As president, Vest has become a respected spokesperson for higher education in Washington, DC, visiting the capital more than 180 times to urge federal support for university research in science and technology, to champion openness in research and education after September 11, and to serve on national councils (see “MIT in Washington, DC,” MIT News, April 2003). “Chuck Vest has been among the nation’s most influential and inspiring voices for science and technology, a wise leader guiding MIT with a gentle hand,” says Thomas Magnanti, dean of the School of Engineering.

The Corporation Committee on the Presidency will soon begin seeking a new president, with help from members of the corporation, faculty, alumni, and others.
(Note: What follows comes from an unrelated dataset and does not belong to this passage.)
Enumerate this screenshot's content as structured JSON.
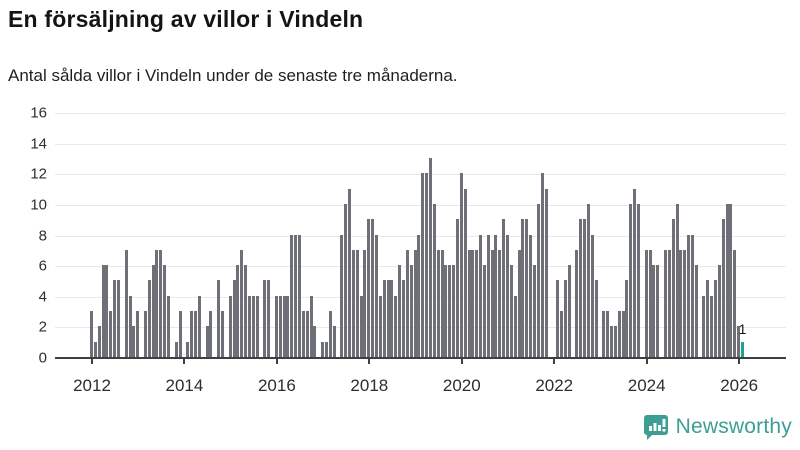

In the meantime, Vest will leave MIT with an enhanced legacy of leadership on the world stage.

“It has been a tremendous honor for me to serve and represent MIT for almost 14 years,” Vest told the MIT News. “I can think of no institution that has a greater influence on our nation and the world-primarily through the vision and activities of our faculty and our alumni who, time and again, demonstrate the value of an education grounded in science and technology, combined with the drive to make a difference in the world.”

Even those remotely influenced by his leadership will miss one of MIT’s greatest presidents.